Rare and valuable sources

Jean-François Nieus is particularly interested in documentary productions associated with the exercise of princely power and seigneurial management, within an area stretching from the Anglo-Norman world to the Southern Netherlands. Princely and noble archives are essential for understanding the relationships of domination in the so-called "feudal" age, that of territorial principalities and seigneurial lordship, but also issues of family identity and lineage, which were central concerns of the aristocracy. "After the mid-12th century, most noble families began to keep archives, initially consisting of a few received charters, but soon enriched with their own administrative productions. Although the majority of these secular collections have now disappeared, there is evidence of their existence," he explains. The vicissitudes of the history of the great families and the French Revolution contributed to the loss of these fragile documents, so that today only a handful of archives from the 12th and 13th centuries remain.

Those studied by Jean-François Nieus nevertheless cover a wide range of types: they include "chartriers" (collections of original charters), "cartulaires" (collections of copies of charters), "formulaires " (collections of model charters and letters), "censiers" (descriptions of the property and income belonging to a seigneury), lists of vassals and fiefs, accounts, etc.

Jean-François Nieus also carries out critical editing work. He will soon publish the archives of the Béthune family (now Pas-de-Calais), as well as those of a small abbey linked to these lords, Saint-Jean-Baptiste de Chocques, whose collection, destroyed during the French Revolution, he is reconstructing.

This patient and meticulous work of discovery, deciphering, studying, and publishing sources that are sometimes very scattered helps to restore the memory of an era and enrich the documentation available to researchers.

At the origins of chivalric imagination

In addition to administrative writings, Jean-François Nieus is also passionate about an auxiliary science of history: "sigillography," the study of seals. These small wax discs attached to official documents provide a unique window into the cultural representations of the time. In particular, they show how, after 1066, under the influence of William the Conqueror, a new image emerged: that of a knight on his galloping horse, weapon in hand. This motif, which was completely new at the time, quickly spread among princes and nobles, becoming a powerful symbol of chivalry.

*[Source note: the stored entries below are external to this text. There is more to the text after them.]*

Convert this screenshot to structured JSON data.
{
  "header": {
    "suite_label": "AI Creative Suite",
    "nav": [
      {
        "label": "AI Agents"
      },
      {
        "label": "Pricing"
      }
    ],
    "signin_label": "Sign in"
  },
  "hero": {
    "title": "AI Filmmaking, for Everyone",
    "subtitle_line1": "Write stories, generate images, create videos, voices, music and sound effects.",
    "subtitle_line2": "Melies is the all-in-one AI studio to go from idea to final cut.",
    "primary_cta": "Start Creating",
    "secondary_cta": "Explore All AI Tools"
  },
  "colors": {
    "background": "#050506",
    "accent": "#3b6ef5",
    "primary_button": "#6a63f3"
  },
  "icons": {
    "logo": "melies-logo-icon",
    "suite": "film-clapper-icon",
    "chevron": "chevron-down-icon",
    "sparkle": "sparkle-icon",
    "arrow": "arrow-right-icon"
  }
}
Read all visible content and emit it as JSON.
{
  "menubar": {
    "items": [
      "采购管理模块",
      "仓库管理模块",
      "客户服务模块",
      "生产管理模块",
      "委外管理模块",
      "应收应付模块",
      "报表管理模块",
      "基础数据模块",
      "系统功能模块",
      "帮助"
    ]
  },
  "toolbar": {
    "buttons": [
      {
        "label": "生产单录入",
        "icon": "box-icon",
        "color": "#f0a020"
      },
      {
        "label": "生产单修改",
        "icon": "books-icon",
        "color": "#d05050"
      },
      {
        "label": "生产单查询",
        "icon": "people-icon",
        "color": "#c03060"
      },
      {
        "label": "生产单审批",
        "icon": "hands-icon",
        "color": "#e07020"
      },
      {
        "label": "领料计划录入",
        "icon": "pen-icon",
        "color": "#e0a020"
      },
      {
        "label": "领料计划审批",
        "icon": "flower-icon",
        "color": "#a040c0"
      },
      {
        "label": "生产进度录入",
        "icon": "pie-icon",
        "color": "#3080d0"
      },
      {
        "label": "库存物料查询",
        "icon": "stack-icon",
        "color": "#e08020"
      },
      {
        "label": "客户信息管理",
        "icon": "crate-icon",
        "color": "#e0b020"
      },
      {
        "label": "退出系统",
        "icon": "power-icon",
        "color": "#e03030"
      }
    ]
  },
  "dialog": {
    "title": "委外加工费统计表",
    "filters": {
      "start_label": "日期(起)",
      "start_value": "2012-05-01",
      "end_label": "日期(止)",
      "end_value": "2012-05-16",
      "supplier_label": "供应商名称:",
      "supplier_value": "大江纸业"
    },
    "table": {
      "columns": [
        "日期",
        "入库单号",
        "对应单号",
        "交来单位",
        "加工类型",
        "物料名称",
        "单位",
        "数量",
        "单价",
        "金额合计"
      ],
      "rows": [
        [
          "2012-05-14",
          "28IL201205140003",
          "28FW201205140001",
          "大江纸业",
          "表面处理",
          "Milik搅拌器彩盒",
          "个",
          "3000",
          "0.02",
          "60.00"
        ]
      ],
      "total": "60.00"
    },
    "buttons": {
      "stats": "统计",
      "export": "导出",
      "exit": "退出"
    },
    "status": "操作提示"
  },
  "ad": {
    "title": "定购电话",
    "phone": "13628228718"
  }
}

Following this evolution, Jean-François Nieus also traces the spread of coats of arms—heraldry—which he sees emerging in the early 12th century in northern France and the Anglo-Norman region. Equestrian seals, heraldic signs, and chivalric rites such as tournaments thus formed a cultural community that invented and asserted itself in this area.

Moving beyond clichés about the Middle Ages

If the Middle Ages fascinate Jean-François Nieus so much, it is undoubtedly because of their strangeness: a world very distant from our own, often distorted by stereotypes. "It's a difficult period to popularize because it's so different from our own, even though, in reality, we owe it a great deal. What's more, perceptions of it are marred by numerous clichés, and the general public still views it very negatively, as reflected in everyday language by the sinister adjective 'medieval,'" observes the researcher.

What are the reasons for this negative view? The perspective of intellectuals in subsequent eras, who saw it as the origin of all the archaisms they wanted to combat. Nineteenth-century historians, who gave the discipline its scientific foundation, also passed on erroneous interpretations, which contemporary research is gradually correcting. 

Bio express:

A historian trained in Namur and Louvain-la-Neuve, Jean-François Nieus has been a senior researcher at the F.R.S.-FNRS and a professor at UNamur since 2006. He chairs the center "Medieval Writing Practices" (PraME), part of the institute "Heritage, Transmission, Legacies" (PaTHs).

Jean-François Nieus appeared in episode 1 of season 3 of the documentary series "Batailles de légende" (Legendary Battles), which focused on the great battle of Bouvines between King Philip II Augustus of France and a coalition led by King John of England (1214).